In December 1969, Kuwait and Saudi Arabia signed an agreement dividing the Neutral Zone (now called the Divided Zone) and demarcating a new international boundary. Both countries share equally the Divided Zone's petroleum, onshore and offshore.
The invasion and rebuilding of Kuwait
In the 1980s Kuwait, fearful of Iran after the Islamic Revolution in Iran, supported Iraq in the Iran–Iraq War. Kuwait sent large sums of money to Iraq, amounting to approximately $5 bn. As a consequence of this Iran attacked Kuwait's oil tankers and Kuwait was forced to seek protection from the United States, which sent warships to the Persian Gulf.
The Invasion of Kuwait and annexation by Iraq took place on 2 August 1990. Iraqi leader Saddam Hussein's primary justifications included a charge that Kuwaiti territory was in fact an Iraqi province, and that annexation was retaliation for "economic warfare" Kuwait had waged through slant drilling into Iraq's oil supplies. However, the initial casus belli was claimed to be support for a Kuwaiti rebellion. The monarchy was deposed and an Iraqi-backed puppet leader named Alaa Hussein Ali was installed as head of the "Provisional Government of Free Kuwait." Iraq annexed Kuwait on 8 August. The war was traumatic to the Kuwaiti population. The underground resistance was punished by summary executions and torture. Almost all Kuwaitis at the time lost some family member. In addition, half the population, both native and foreign-born fled.

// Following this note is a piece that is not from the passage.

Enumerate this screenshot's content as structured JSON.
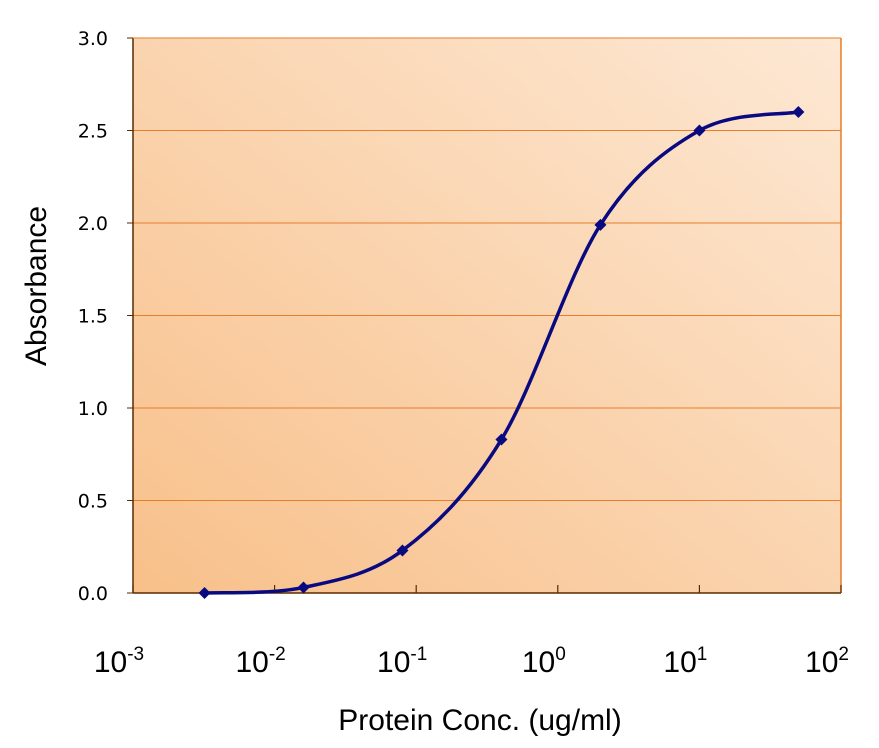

U.S. President George H.W. Bush condemned the invasion, and led efforts to drive out the Iraqi forces. Authorized by the United Nations Security Council, an American-led coalition of 34 nations fought the First Persian Gulf War to reinstate the Kuwaiti Emir. Following several weeks of aerial bombardment, a U.S.-led United Nations (UN) coalition began a ground assault on 23 February 1991 that completely removed Iraqi forces from Kuwait in four days. After liberation, the UN, under Security Council Resolution 687, demarcated the Iraq-Kuwait boundary on the basis of the 1932 and the 1963 agreements between the two states. In November 1994, Iraq formally accepted the UN-demarcated border with Kuwait, which had been further spelled out in Security Council Resolutions 773 (1992) and 833 (1993).
A 1990 Palestinian exodus from Kuwait took place during and after the Gulf War. During the Gulf War, more than 200,000 Palestinians voluntarily fled Kuwait during the Iraqi occupation of Kuwait due to harassment and intimidation by Iraqi security forces, in addition to getting fired from work by Iraqi authority figures in Kuwait. After the Gulf War, the Kuwaiti authorities forcibly pressured nearly 200,000 Palestinians to leave Kuwait in 1991. Kuwait's policy, which led to this exodus, was a response to alignment of Palestinian leader Yasser Arafat and the PLO with the dictator Saddam Hussein, who had earlier invaded Kuwait.
Prior to the exodus, Palestinians numbered 400,000 (30%) of Kuwait's population of 2.2 million. The Palestinians who fled Kuwait were Jordanian citizens. In 2013, there were 280,000 Jordanian citizens of Palestinian origin in Kuwait. In 2012, 80,000 Palestinians (without Jordanian citizenship) lived in Kuwait. In total, there are 360,000 Palestinians in Kuwait as of 2012-2013.